You must fulfill the following income requirements to be eligible for QMB benefits, which can also be found on the Medicare Savings Programs page: The individual income limit is $1,060 per month. The monthly income limit for a married couple is $1,430. $7,730 is the individual resource limit.

How do I get my Medicare money back?

If you believe you are owed a refund on a Medicare premium, call 1-800-MEDICARE (1-800-633-4227).
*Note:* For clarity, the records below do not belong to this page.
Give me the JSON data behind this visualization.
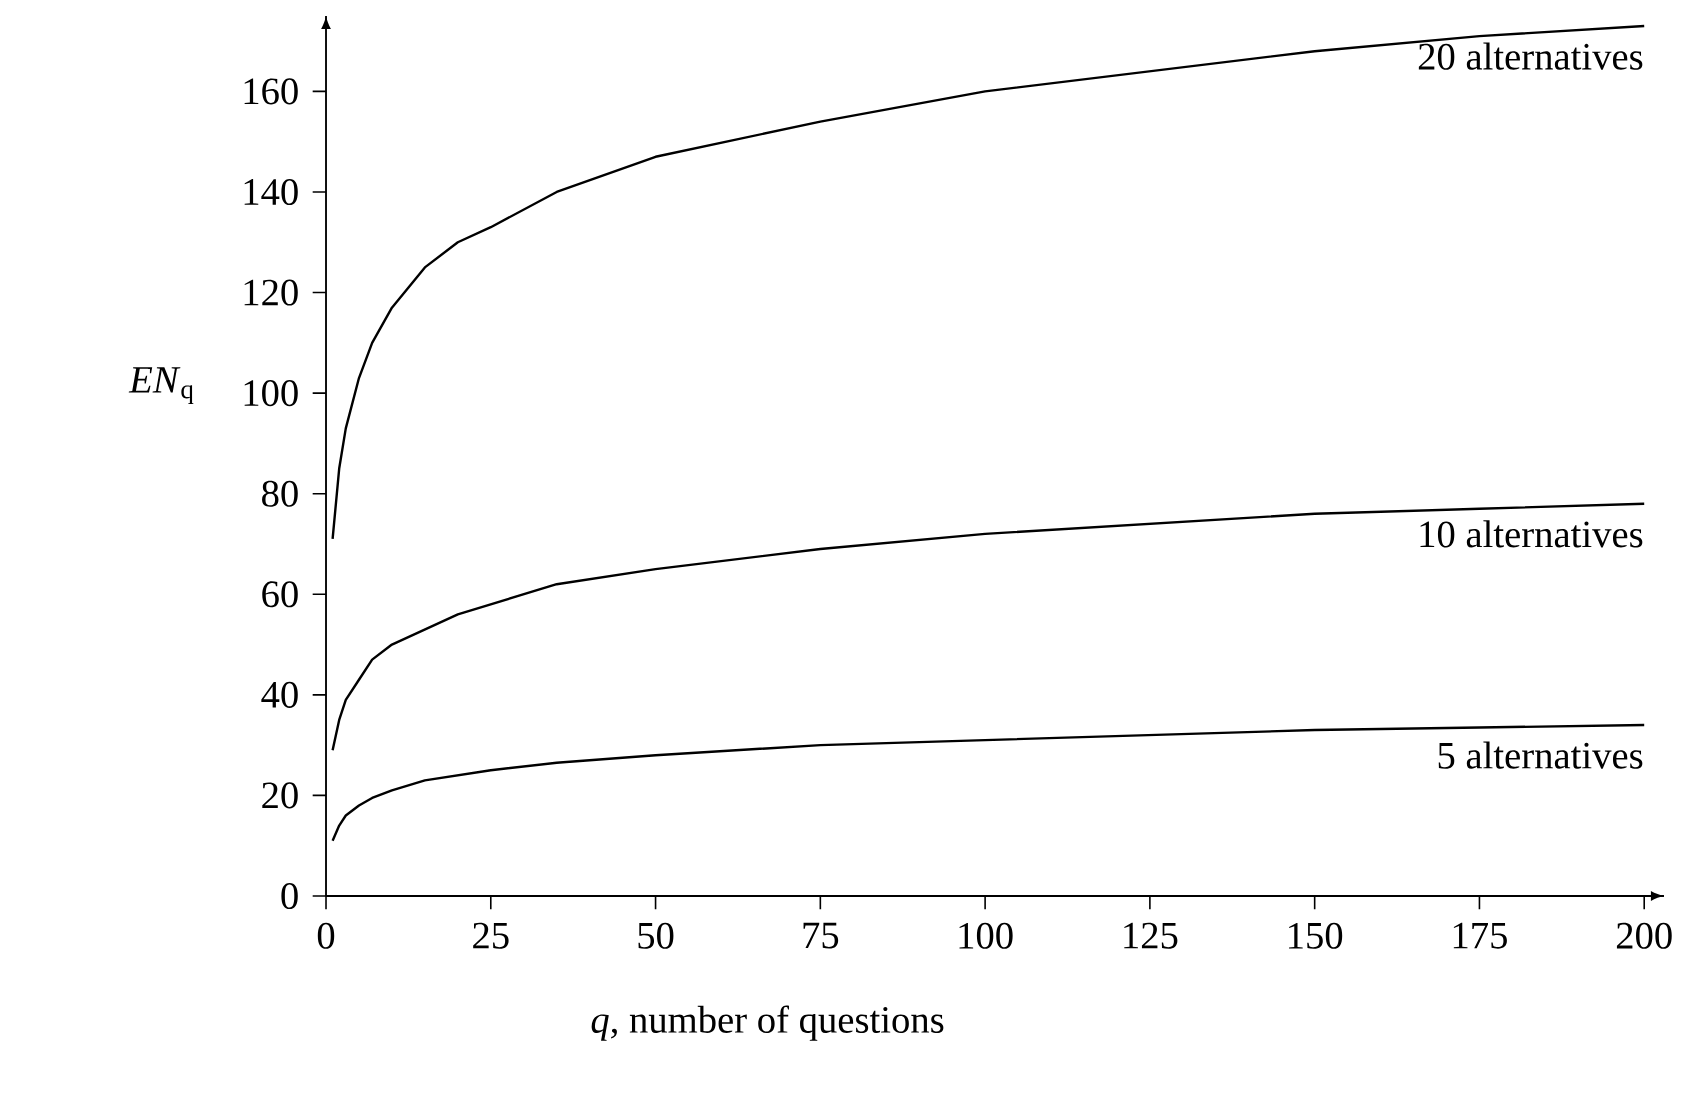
{
  "chart_data": {
    "type": "line",
    "xlabel": "*q*, number of questions",
    "ylabel": "*EN*$_{q}$",
    "xlim": [
      0,
      203
    ],
    "ylim": [
      0,
      175
    ],
    "xticks": [
      0,
      25,
      50,
      75,
      100,
      125,
      150,
      175,
      200
    ],
    "yticks": [
      0,
      20,
      40,
      60,
      80,
      100,
      120,
      140,
      160
    ],
    "grid": false,
    "marker": "none",
    "line_style": "solid",
    "series": [
      {
        "color": "#000000",
        "x": [
          1,
          2,
          3,
          5,
          7,
          10,
          15,
          20,
          25,
          35,
          50,
          75,
          100,
          125,
          150,
          175,
          200
        ],
        "values": [
          71,
          85,
          93,
          103,
          110,
          117,
          125,
          130,
          133,
          140,
          147,
          154,
          160,
          164,
          168,
          171,
          173
        ]
      },
      {
        "color": "#000000",
        "x": [
          1,
          2,
          3,
          5,
          7,
          10,
          15,
          20,
          25,
          35,
          50,
          75,
          100,
          125,
          150,
          175,
          200
        ],
        "values": [
          29,
          35,
          39,
          43,
          47,
          50,
          53,
          56,
          58,
          62,
          65,
          69,
          72,
          74,
          76,
          77,
          78
        ]
      },
      {
        "color": "#000000",
        "x": [
          1,
          2,
          3,
          5,
          7,
          10,
          15,
          20,
          25,
          35,
          50,
          75,
          100,
          125,
          150,
          175,
          200
        ],
        "values": [
          11,
          14,
          16,
          18,
          19.5,
          21,
          23,
          24,
          25,
          26.5,
          28,
          30,
          31,
          32,
          33,
          33.5,
          34
        ]
      }
    ],
    "annotations": [
      "20 alternatives",
      "10 alternatives",
      "5 alternatives"
    ]
  }
}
As one of the plan’s features, certain Medicare Advantage (Medicare Part C) plans refund participants for their Medicare Part B premium. Medicare buy-back plans are another term for these arrangements.

What is the income limit for extra help in 2021?

Your yearly income must be under $20,385 for an individual and $27,465 for a married couple living together to qualify for Extra Help.

What does QMB mean on Medicare?

Qualified Medicare Beneficiary

Medicare providers aren’t authorized to bill you for treatments and commodities covered by Medicare, including deductibles, coinsurance, and copayments if you’re one of the 7.5 million people in the Qualified Medicare Beneficiary (QMB) Program. It is illegal for a provider to demand payment.

Can you bill a Medicaid QMB patient?

Medicare providers are not allowed to charge clients who are enrolled in the Qualified Medicare Beneficiary (QMB) program any Medicare cost-sharing. This means that any Medicare-covered services you receive should not be billed to you if you have QMB.